Setelah sampai dan masuk ke dalam perpustakaan. Gue dengan cepat melepaskan tangan gue dari buku-buku itu sehingga menyebabkan suara yang cukup kencang akibat benturan buku itu dengan lantai.

"Nih, Bu, bukunya. Udah ya, aku balik lagi." ucap gue yang hendak berbalik untuk keluar dari sana. Namun pergerakan gue segera di hentikan oleh guru yang jaga disana dengan berkata.

"Enak aja, kamu. Susun juga sana!" balasnya yang ngebuat gue kembali berbalik yang mana hal itu bersamaan dengan Daniel yang memasuki ruang perpustakaan.

"Susun dimana, Bu?" tanya gue yang jujur udah merasa lelah.

"Tuh, di rak belakang yang mepet dinding yang ada di belakang rak di depan ini." tunjuk guru itu yang langsung gue pahami dan ngebuat gue kembali menyusun buku-buku itu jadi satu. Setelahnya gue mengangkat buku itu dan mulai berjalan mendekat ke rak buku yang guru itu maksud.

"Loh, ini raknya penuh semua." ucap gue yang menyadari kalau rak di depan gue udah nggak ada tempat untuk menyusun buku yang gue bawa.

"Penuh apanya. Yang paling atas tuh kosonh." sahut Daniel yang baru tiba.

Gue yang mendengar itu segera menyipitkan mata gue untuk memastikan ucapan Daniel tadi. Tapi nihil, gue nggak bisa melihay bagian paling atas tak itu.

"Manusia dengan tinggi 155 nggak bakal bisa liat." celetuk Daniel yang ngebuat gue langsung noleh ke arahnya.

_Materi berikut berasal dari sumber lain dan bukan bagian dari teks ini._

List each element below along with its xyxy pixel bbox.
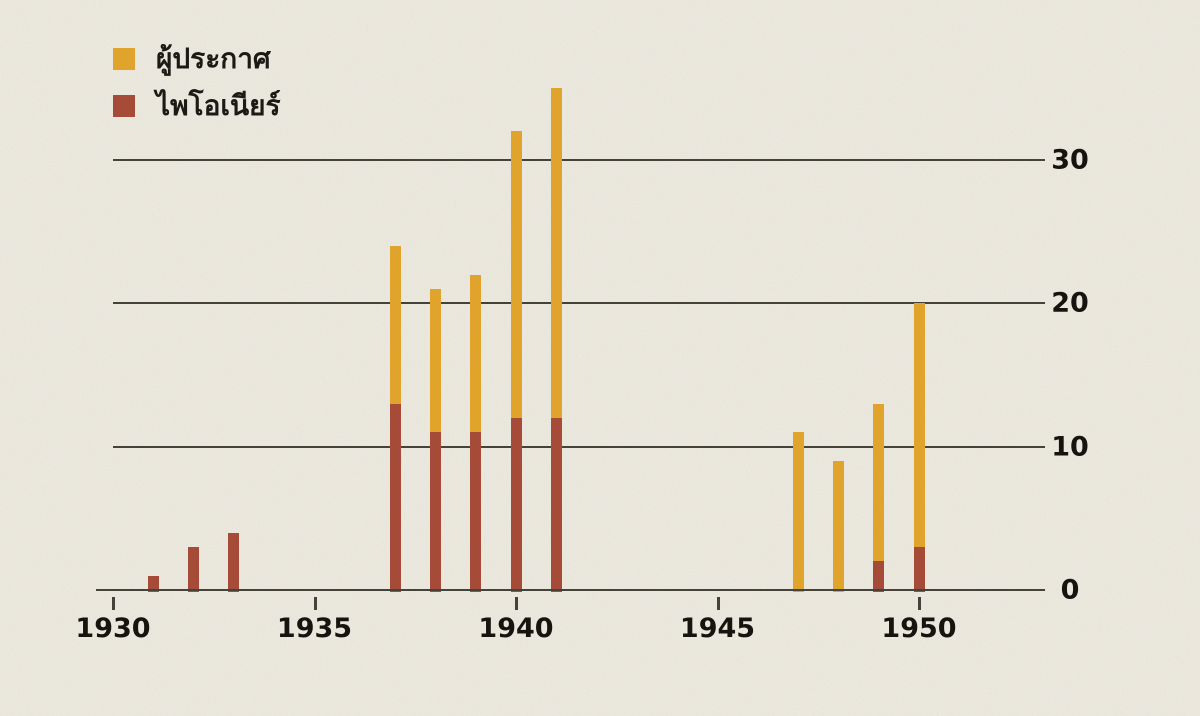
legend: ผู้ประกาศ ไพโอเนียร์	[113, 42, 281, 123]
x-axis-label-1930: 1930	[75, 613, 151, 644]
bar-publishers-1948	[832, 461, 844, 592]
y-axis-label-10: 10	[1051, 431, 1089, 463]
bar-pioneers-1950	[913, 547, 925, 592]
y-axis-label-30: 30	[1051, 144, 1089, 176]
x-tick-1945	[716, 597, 720, 610]
bar-pioneers-1933	[228, 532, 240, 592]
x-tick-1935	[313, 597, 317, 610]
x-axis-label-1945: 1945	[679, 613, 756, 644]
bar-publishers-1937	[389, 246, 401, 404]
x-axis-label-1950: 1950	[881, 613, 957, 644]
x-axis-line	[96, 589, 1045, 591]
bar-pioneers-1941	[550, 418, 562, 592]
x-tick-1950	[918, 597, 921, 610]
legend-swatch-pioneers-icon	[113, 95, 135, 117]
x-tick-1940	[515, 597, 518, 610]
bar-pioneers-1939	[470, 432, 482, 592]
y-axis-label-20: 20	[1051, 287, 1089, 319]
bar-publishers-1941	[550, 88, 562, 419]
bar-pioneers-1940	[510, 418, 522, 592]
bar-pioneers-1938	[429, 432, 441, 592]
bar-publishers-1938	[429, 289, 441, 433]
bar-publishers-1947	[792, 432, 804, 592]
x-axis-label-1940: 1940	[478, 613, 554, 644]
bar-pioneers-1949	[873, 561, 885, 592]
bar-pioneers-1937	[389, 403, 401, 592]
x-tick-1930	[112, 597, 115, 610]
legend-swatch-publishers-icon	[113, 48, 135, 70]
gridline-10	[113, 445, 1045, 448]
legend-label-pioneers: ไพโอเนียร์	[156, 89, 281, 123]
bar-publishers-1940	[510, 131, 522, 419]
gridline-30	[113, 159, 1045, 162]
legend-label-publishers: ผู้ประกาศ	[156, 42, 271, 76]
bar-pioneers-1932	[188, 547, 200, 592]
y-axis-label-0: 0	[1060, 574, 1080, 606]
legend-item-pioneers: ไพโอเนียร์	[113, 89, 281, 123]
bar-pioneers-1931	[147, 575, 159, 592]
x-axis-label-1935: 1935	[276, 613, 353, 644]
bar-publishers-1939	[470, 274, 482, 433]
legend-item-publishers: ผู้ประกาศ	[113, 42, 281, 76]
bar-publishers-1949	[873, 403, 885, 562]
gridline-20	[113, 302, 1045, 305]
bar-publishers-1950	[913, 303, 925, 547]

"Yodah! Kalo gitu biar manusia dengan tinggi 173 aja yang nyusun semua buku ini!" balas gue dan meletakkan semua buku itu di atas meja yang tersedia disana.

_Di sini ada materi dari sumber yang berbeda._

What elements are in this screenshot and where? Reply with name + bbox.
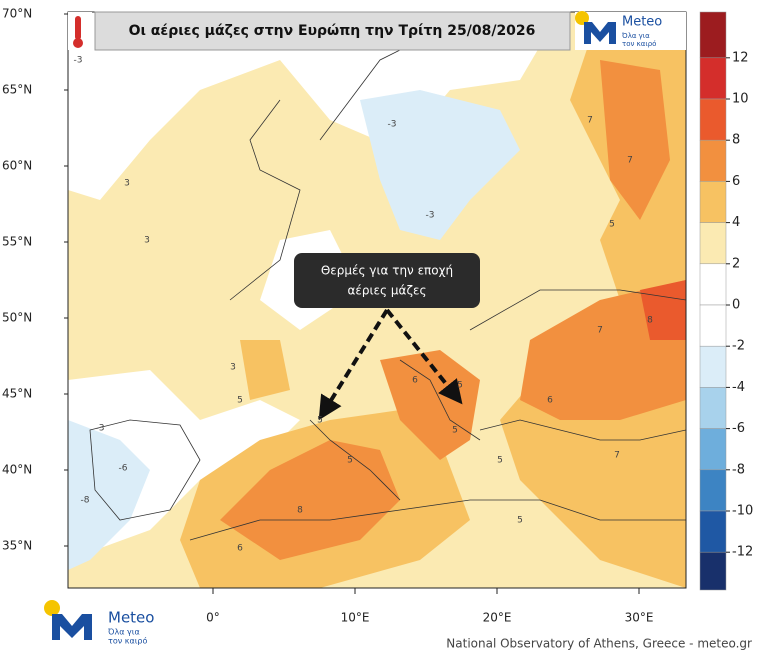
colorbar-label: 10 xyxy=(732,92,749,107)
contour-label: 7 xyxy=(597,326,603,336)
lon-label: 10°E xyxy=(341,611,370,625)
logo-m xyxy=(52,614,92,640)
logo-tagline: Όλα για xyxy=(621,32,650,40)
logo-tagline: τον καιρό xyxy=(622,40,656,48)
credit: National Observatory of Athens, Greece -… xyxy=(446,637,752,651)
lat-label: 35°N xyxy=(2,539,32,553)
contour-label: 8 xyxy=(647,316,653,326)
contour-label: 7 xyxy=(587,116,593,126)
contour-label: -6 xyxy=(119,464,128,474)
contour-label: 7 xyxy=(614,451,620,461)
colorbar-label: 8 xyxy=(732,133,740,148)
colorbar-swatch xyxy=(699,304,727,347)
colorbar-label: -10 xyxy=(732,504,753,519)
colorbar-swatch xyxy=(699,57,727,100)
lat-label: 65°N xyxy=(2,83,32,97)
contour-label: -3 xyxy=(388,120,397,130)
lat-label: 55°N xyxy=(2,235,32,249)
colorbar-label: 2 xyxy=(732,256,740,271)
logo-sun xyxy=(575,11,589,25)
contour-label: 3 xyxy=(230,363,236,373)
contour-label: 7 xyxy=(627,156,633,166)
colorbar-label: 6 xyxy=(732,174,740,189)
lat-label: 45°N xyxy=(2,387,32,401)
colorbar-swatch xyxy=(699,139,727,182)
logo-name: Meteo xyxy=(622,15,662,30)
colorbar-swatch xyxy=(699,428,727,471)
contour-label: 6 xyxy=(237,544,243,554)
contour-label: -3 xyxy=(74,56,83,66)
colorbar-swatch xyxy=(699,11,727,59)
annotation: αέριες μάζες xyxy=(347,284,426,298)
lon-label: 0° xyxy=(206,611,220,625)
contour-label: 6 xyxy=(412,376,418,386)
title: Οι αέριες μάζες στην Ευρώπη την Τρίτη 25… xyxy=(129,23,536,39)
colorbar-label: -4 xyxy=(732,380,745,395)
annotation-box xyxy=(294,253,480,308)
annotation: Θερμές για την εποχή xyxy=(321,264,453,278)
lon-label: 20°E xyxy=(483,611,512,625)
lat-label: 40°N xyxy=(2,463,32,477)
logo-tagline: τον καιρό xyxy=(108,636,147,646)
colorbar-label: -8 xyxy=(732,462,745,477)
colorbar-label: -12 xyxy=(732,545,753,560)
logo-tagline: Όλα για xyxy=(107,627,140,637)
contour-label: 8 xyxy=(297,506,303,516)
logo-sun xyxy=(44,600,60,616)
colorbar-label: 12 xyxy=(732,50,749,65)
contour-label: 5 xyxy=(457,381,463,391)
arrow xyxy=(385,308,463,405)
arrow xyxy=(318,308,389,421)
contour-label: 5 xyxy=(237,396,243,406)
contour-label: 5 xyxy=(609,220,615,230)
logo-name: Meteo xyxy=(108,609,154,627)
title-box xyxy=(94,11,571,51)
contour-label: 3 xyxy=(144,236,150,246)
contour-label: 5 xyxy=(452,426,458,436)
colorbar-swatch xyxy=(699,181,727,223)
thermometer-bulb xyxy=(73,38,83,48)
colorbar-label: -6 xyxy=(732,421,745,436)
lon-label: 30°E xyxy=(625,611,654,625)
contour-label: 6 xyxy=(547,396,553,406)
thermometer xyxy=(75,16,81,40)
colorbar-swatch xyxy=(699,551,727,591)
colorbar-swatch xyxy=(699,469,727,512)
contour-label: 5 xyxy=(497,456,503,466)
colorbar-swatch xyxy=(699,98,727,141)
contour-label: -3 xyxy=(426,211,435,221)
colorbar-swatch xyxy=(699,345,727,388)
lat-label: 60°N xyxy=(2,159,32,173)
contour-label: 3 xyxy=(124,179,130,189)
contour-label: 5 xyxy=(317,416,323,426)
contour-label: -3 xyxy=(96,424,105,434)
lat-label: 70°N xyxy=(2,7,32,21)
colorbar-swatch xyxy=(699,510,727,553)
colorbar-label: 4 xyxy=(732,215,740,230)
colorbar-swatch xyxy=(699,263,727,306)
colorbar-swatch xyxy=(699,222,727,265)
logo-m xyxy=(584,22,616,44)
colorbar-label: -2 xyxy=(732,339,745,354)
contour-label: -8 xyxy=(81,496,90,506)
colorbar-label: 0 xyxy=(732,298,740,313)
lat-label: 50°N xyxy=(2,311,32,325)
contour-label: 5 xyxy=(517,516,523,526)
colorbar-swatch xyxy=(699,387,727,429)
contour-label: 5 xyxy=(347,456,353,466)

"Nggak bisa gitu dong. Lo kan bisa make benda itu untuk nyusunnya?" balas Daniel sambil menunjuk ke arah tangga menggunakan dagunya.

"Tinggal ngomong tangga apa susahnya." gerutu gue sambil mendekat untuk mengambil tangga itu. Lalu setelahnya gue menyusun tangga itu agar kokoh dan bisa gue naiki untuk menyusun buku itu yang gue susun satu persatu di atas buku yang udah tersusun disana.

Awalnya gue dengan tentram menyusun itu dengan perlahan. Tapi ketentraman itu segera di ganggu oleh Daniel yang berkata.

"Bisa cepetan dikit? Lo udah hampir 10 menit nyusun buku yang cuma ada 15 biji." ucapnya yang ngebuat gue nggak tenang dan berusaha cepet-cepet menyusun buku itu seperti keinginannya.

Tapi sayang. Karena gue yang termakan ucapan Daniel, tangga yang gue naikin bergerak dan ngebuat gue kehilangan keseimbangan yang akhirnya ngebuat gue jatuh dengan mata yang gue tutup rapet.

Jantung gue yang emang udah deg-degan karena takut hal yang buruk terjadi. Seketika berubah menjadi keheranan karena gue nggak merasakan sakit apapun.

Awalnya gue bingung. Tapi setelah gue menyadari apa yang terjadi. Gue segera teriak dan menyebut-nyebut nama Daniel dengan panik begitu gue menemukan sosoknya yang berada di bawah gue dengan mata yang terpejam nggak sadarkan diri.